The funeral was a huge occasion in Dublin with an estimated 5,000 people following a guard of honour made up of veterans of the Fenian movement and the Irish Volunteers, Irish Citizen Army and Fianna Éireann.

Reports say it took just under an hour for the cortege to pass a fixed point as it wound its way from Stephen’s Green to Parnell Square and out to Glasnevin past 50,000 people who had lined the streets. Best known for the graveside oration by Pádraig Pearse, the Fenian’s burial on August 1st 1915 is widely regarded as a rallying cry for republicanism and an armed struggle against British rule in Ireland.

Pearse’s oration was deliberately provocative and the silence which followed it was only broken by the baying crowds and the defiant firing of three volleys of shots over the grave which some historians describe as the first shots of the 1916 Rising.

There was continuity on Saturday with the funeral 100 years ago with St James’s Band providing the recital for the arrival of the main guests, President Michael D Higgins, the Taoiseach Enda Kenny, Minister for Arts, Heritage and the Gaeltacht Heather Humphreys and the Lord Mayor of Dublin Criona Ní Dhálaigh.

Glasnevin Trust chairman John Green described the event as the most significant in the long history of the cemetery stretching back 183 years.

Pearse’s famous oration, recited by actor Jim Roche on Saturday, was a “masterpiece” Mr Green said, “which invoked the passions of the past and laid bare the task ahead.” No Government could break or bend O’Donovan Rossa. “He could not compromise,” he said.

President Higgins laid a wreath on O’Donovan Rossa’s grave. His message as Gaeilge read: “I ndilchuimhne ar Dhiarmuid O’ Donobháin Rosa - loach deorai agus foinse mhisnigh ina shaoil iomlán ar son cúis na hÉireann (in loving memory of Jeremiah O’Donovan-Rossa, exiled hero and a source of encouragement for the cause of Ireland).

One hundred years on, the extensive programme for the original funeral was reproduced for assembled guests. It includes a character study by Pádraig Pearse who described O’Donovan Rossa as not having a broad intellect, but possessed of a “great intellectual intensity”. O’Donovan Rossa had been “unbending to the point of impracticability” and saw only one way forward suspecting those who saw two, Pearse wrote.

It also included a letter from O’Donovan Rossa’s widow written nine days before the funeral. Her husband, she recalled, was “in the dock as an Irishman since he was born”. Even in his last long illness, he was the same “unconquerable Irishman breathing the same unalterable desire for the absolute freedom of his country”.

Where Pearse might have exhibited a degree of ambivalence in print about O’Donovan, he exhibited none in his famous oration.

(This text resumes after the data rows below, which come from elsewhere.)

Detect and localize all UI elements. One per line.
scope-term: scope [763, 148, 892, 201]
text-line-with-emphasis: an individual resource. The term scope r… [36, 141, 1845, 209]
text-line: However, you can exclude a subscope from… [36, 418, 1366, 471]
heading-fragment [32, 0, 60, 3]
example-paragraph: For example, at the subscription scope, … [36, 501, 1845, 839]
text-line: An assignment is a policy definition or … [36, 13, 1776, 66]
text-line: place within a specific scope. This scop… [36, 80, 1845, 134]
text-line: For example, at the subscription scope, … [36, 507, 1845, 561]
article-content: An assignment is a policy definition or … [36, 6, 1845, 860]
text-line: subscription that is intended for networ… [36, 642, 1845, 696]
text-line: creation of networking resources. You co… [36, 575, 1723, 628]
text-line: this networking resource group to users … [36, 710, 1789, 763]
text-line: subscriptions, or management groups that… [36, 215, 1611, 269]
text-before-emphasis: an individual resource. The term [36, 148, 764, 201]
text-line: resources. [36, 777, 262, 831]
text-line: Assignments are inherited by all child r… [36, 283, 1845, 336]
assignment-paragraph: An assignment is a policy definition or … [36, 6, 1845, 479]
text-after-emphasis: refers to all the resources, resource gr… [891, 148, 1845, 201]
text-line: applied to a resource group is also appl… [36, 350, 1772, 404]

The oration - with its famous refrain “the fools, the fools, they have left us our Fenian dead and while Ireland holds these graves, Ireland unfree shall never be at peace” - was read, as it is read most days in Glasnevin, by re-enactor Jim Roche, but not before such a large live audience.

His amplified words echoed around the grandstands and to the public who lined the paths through the cemetery. When it was finished, there was silence and then a ripple of applause as there had been 100 years ago. It was followed by a 21 gun salute from the Army.

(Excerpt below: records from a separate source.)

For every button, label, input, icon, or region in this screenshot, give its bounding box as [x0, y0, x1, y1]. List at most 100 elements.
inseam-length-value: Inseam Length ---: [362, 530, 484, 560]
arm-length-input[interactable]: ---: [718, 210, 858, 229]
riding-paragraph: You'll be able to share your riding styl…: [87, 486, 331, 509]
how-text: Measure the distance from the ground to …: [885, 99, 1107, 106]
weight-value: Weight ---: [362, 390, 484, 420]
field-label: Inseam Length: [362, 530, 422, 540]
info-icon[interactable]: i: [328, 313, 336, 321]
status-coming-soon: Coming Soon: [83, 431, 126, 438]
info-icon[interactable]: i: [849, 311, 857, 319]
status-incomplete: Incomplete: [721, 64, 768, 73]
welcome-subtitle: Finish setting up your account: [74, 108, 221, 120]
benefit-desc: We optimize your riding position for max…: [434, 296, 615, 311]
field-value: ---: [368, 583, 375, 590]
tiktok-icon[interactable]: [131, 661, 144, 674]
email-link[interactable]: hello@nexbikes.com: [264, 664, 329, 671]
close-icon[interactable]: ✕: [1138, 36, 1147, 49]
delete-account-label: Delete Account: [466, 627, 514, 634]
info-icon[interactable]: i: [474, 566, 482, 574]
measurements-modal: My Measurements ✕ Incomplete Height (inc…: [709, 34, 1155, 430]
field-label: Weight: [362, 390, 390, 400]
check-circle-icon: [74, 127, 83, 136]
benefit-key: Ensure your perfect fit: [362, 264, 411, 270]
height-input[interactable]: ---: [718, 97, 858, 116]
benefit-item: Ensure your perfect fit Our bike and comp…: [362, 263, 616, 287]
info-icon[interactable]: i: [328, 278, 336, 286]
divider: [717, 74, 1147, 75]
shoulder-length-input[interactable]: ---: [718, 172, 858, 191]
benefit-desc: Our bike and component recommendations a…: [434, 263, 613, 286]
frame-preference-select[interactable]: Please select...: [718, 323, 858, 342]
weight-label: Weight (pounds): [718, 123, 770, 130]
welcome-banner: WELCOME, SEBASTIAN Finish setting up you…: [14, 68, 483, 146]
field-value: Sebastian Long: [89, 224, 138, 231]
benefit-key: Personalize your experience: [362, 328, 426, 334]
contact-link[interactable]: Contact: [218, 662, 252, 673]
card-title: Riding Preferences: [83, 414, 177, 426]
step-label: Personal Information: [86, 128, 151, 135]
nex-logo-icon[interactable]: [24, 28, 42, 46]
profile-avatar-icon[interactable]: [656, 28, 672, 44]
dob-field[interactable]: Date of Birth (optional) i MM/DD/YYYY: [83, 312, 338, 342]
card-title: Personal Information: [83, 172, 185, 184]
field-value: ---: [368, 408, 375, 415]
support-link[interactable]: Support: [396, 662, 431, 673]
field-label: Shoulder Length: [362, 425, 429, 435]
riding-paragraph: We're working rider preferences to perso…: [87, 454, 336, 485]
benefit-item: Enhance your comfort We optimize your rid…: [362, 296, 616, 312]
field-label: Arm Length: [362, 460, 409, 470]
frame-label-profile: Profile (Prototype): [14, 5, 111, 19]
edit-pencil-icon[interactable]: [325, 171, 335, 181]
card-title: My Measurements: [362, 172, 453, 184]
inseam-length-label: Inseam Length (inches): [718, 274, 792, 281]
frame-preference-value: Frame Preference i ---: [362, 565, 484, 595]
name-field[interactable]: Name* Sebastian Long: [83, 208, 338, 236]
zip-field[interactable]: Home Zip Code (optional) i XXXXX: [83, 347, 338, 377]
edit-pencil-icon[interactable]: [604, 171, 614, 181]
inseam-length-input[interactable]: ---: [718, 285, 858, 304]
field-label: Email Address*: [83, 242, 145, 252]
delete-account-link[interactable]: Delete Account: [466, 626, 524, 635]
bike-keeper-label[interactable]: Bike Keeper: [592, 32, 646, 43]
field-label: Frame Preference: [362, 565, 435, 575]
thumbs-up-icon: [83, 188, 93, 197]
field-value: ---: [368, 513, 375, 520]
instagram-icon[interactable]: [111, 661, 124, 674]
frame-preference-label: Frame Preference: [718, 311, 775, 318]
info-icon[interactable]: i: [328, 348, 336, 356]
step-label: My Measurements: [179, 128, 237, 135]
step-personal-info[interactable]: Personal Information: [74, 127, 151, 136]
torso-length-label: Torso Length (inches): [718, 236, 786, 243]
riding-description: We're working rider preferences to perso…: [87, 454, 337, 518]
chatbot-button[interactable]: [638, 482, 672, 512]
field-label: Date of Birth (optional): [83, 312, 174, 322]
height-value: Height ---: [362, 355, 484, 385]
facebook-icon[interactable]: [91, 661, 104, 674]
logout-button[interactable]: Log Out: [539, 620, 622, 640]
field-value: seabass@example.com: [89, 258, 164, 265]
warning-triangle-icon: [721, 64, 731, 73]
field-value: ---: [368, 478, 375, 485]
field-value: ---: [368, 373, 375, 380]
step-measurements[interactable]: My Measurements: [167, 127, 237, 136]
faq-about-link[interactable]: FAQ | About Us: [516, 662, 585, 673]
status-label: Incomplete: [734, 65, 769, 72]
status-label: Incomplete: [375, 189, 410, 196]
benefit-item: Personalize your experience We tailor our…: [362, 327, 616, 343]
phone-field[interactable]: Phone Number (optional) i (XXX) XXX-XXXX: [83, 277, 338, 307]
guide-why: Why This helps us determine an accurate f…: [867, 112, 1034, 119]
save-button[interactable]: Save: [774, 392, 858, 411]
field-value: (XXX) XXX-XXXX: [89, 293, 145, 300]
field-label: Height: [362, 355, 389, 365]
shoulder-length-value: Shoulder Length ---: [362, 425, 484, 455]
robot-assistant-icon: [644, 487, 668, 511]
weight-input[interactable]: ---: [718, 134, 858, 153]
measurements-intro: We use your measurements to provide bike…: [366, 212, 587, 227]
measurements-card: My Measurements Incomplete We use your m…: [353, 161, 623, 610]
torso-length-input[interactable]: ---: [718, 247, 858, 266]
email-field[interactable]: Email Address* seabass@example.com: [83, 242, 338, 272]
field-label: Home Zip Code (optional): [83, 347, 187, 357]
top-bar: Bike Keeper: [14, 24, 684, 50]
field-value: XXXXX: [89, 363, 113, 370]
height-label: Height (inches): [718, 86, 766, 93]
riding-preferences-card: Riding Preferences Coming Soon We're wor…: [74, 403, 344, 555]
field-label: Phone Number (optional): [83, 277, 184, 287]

It was a proud day for the O’Donovan Rossa family who gathered around the graveside afterwards. The Fenian had 18 children in total with three different wives. Seven of his children with his last wife lived until adulthood in the United States.

Some 20 descendents gathered around the O’Donovan Rossa grave . Most conspicuously of them all were brothers Williams Rossa Cole and Rossa Williams Cole, great-grandsons of O’Donovan Rossa. The brothers, in their dark glasses and pork pie hats, have been in Ireland for the last 10 days making a documentary about their famous ancestor entitled Rossa – Irish Rebel.

Jeannie Knowles, who came from California, is descended from O’Donovan Rossa’s oldest daughter Sheila.

She described the commemoration in Glasnevin as the “greatest honour of my life. It was a once in a lifetime thing in my personal life. I’m so proud of his heritage. He had such a huge effect. Most of us in our lifetime don’t get to have that effect.” Sinn Féin was holding a separate commemoration on Saturday afternoon.